Malignant SPN, designated as a solid-pseudopapillary carcinoma, occurs in 15% of adult patients. According to the WHO classification system, these are: 1) solid-pseudopapillary neoplasms with borderline malignancy potential; and 2) solid-pseudopapillary carcinomas. Criteria which distinguish potentially malignant tumors and which are classified as ‘SP carcinoma’ are: 1) angioinvasion; 2) perineural invasion; and 3) deep invasion of the surrounding pancreatic parenchyma. A recent study showed that some histological features, such as extensive necrosis, nuclear atypia, high mitotic rate, immunohistochemistry findings of expression of Ki-67 and sarcomatoid areas may be associated with aggressive behavior [16].

Adjuvant therapy is used only in a small number of patients because of the high resectability of SPN. The role of chemotherapy or chemoradiotherapy in the treatment of SPN is also unclear.

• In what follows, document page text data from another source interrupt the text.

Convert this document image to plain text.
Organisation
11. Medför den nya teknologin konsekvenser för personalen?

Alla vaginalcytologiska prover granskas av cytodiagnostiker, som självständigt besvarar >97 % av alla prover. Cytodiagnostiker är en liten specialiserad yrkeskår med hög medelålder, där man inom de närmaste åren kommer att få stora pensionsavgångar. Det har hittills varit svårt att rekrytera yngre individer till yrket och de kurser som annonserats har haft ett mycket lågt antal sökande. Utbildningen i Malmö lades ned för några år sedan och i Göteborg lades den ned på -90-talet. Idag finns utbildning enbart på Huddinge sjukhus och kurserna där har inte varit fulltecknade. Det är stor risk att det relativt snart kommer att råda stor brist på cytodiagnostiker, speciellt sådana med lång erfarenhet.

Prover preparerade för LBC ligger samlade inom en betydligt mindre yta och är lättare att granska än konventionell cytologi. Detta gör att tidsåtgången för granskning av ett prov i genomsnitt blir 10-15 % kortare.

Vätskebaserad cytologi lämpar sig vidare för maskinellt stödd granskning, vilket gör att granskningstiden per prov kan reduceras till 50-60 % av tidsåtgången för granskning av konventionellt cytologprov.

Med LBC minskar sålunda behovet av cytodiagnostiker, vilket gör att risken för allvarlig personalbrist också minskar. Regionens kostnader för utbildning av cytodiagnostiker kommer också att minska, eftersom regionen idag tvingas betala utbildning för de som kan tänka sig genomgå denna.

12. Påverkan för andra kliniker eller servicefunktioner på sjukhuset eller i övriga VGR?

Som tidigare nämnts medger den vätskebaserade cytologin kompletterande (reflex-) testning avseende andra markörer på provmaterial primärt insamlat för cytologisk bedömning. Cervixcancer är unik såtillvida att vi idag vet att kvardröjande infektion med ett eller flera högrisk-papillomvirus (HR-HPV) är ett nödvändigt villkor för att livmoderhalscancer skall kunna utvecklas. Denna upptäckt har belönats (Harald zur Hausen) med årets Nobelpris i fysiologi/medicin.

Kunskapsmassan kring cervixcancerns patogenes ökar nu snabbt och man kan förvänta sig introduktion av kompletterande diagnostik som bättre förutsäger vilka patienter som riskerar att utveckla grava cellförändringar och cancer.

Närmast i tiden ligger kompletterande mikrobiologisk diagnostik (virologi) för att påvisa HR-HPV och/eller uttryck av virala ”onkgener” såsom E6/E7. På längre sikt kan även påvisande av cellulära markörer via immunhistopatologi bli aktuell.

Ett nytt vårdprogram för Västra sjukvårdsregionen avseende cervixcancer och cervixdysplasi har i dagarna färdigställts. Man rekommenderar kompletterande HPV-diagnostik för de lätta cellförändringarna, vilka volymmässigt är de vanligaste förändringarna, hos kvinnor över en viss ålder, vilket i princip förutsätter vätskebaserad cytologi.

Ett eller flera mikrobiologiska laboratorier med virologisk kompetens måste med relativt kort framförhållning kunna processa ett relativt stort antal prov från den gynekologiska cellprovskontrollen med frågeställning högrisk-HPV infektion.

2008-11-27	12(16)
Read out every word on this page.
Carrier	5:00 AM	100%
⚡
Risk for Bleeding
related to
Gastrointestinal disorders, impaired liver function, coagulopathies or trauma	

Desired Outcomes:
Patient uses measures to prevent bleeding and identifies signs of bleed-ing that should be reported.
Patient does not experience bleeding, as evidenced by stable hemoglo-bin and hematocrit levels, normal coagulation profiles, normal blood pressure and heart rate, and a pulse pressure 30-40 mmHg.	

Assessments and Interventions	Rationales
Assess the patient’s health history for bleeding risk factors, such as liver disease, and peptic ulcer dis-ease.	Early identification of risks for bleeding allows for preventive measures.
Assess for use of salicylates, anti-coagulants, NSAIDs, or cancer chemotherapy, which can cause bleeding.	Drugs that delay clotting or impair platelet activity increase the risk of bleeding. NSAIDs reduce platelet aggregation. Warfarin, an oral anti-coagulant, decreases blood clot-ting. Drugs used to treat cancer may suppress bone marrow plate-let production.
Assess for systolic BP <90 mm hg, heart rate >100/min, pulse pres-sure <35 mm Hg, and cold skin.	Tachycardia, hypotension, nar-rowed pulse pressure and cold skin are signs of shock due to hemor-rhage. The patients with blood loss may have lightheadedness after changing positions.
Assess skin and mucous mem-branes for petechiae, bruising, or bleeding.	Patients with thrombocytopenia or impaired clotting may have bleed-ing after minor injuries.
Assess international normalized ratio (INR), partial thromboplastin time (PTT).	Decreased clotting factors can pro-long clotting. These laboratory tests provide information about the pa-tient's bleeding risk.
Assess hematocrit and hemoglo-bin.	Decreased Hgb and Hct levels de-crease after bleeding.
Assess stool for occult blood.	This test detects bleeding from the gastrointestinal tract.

In some studies, adjuvant chemotherapy and radiotherapy are reported in some unresectable cases with good results [17, 18]. Neoadjuvant chemotherapy or chemoradiotherapy is also reported to have been successful in a few cases [1922].

In the light of previous studies, our two patients (patients number 6 and 9) had capsular invasion besides significant mitosis (20/10 per HPF), nuclear pleomorphism and necrosis at the time of diagnosis and Ki-67 index was 10% (+). These two patients were accepted as having malignant SPN. They were given gemcitabine + cis-platinum chemotherapy. Multiple liver and omentum metastases developed in case number 2 at the seventh postoperative month; she died at the ninth postoperative month. Multiple liver and omentum metastases developed in case number 9 at the 20th postoperative month and she died at the 24th postoperative month.

Conclusions

SPN is a rare neoplasm that primarily affects young women. The prognosis is favorable even in the presence of distant metastasis. Although surgical resection is generally curative, a close follow-up is advised in order to diagnose a local recurrence or distant metastasis and choose the proper therapeutic option for the patient.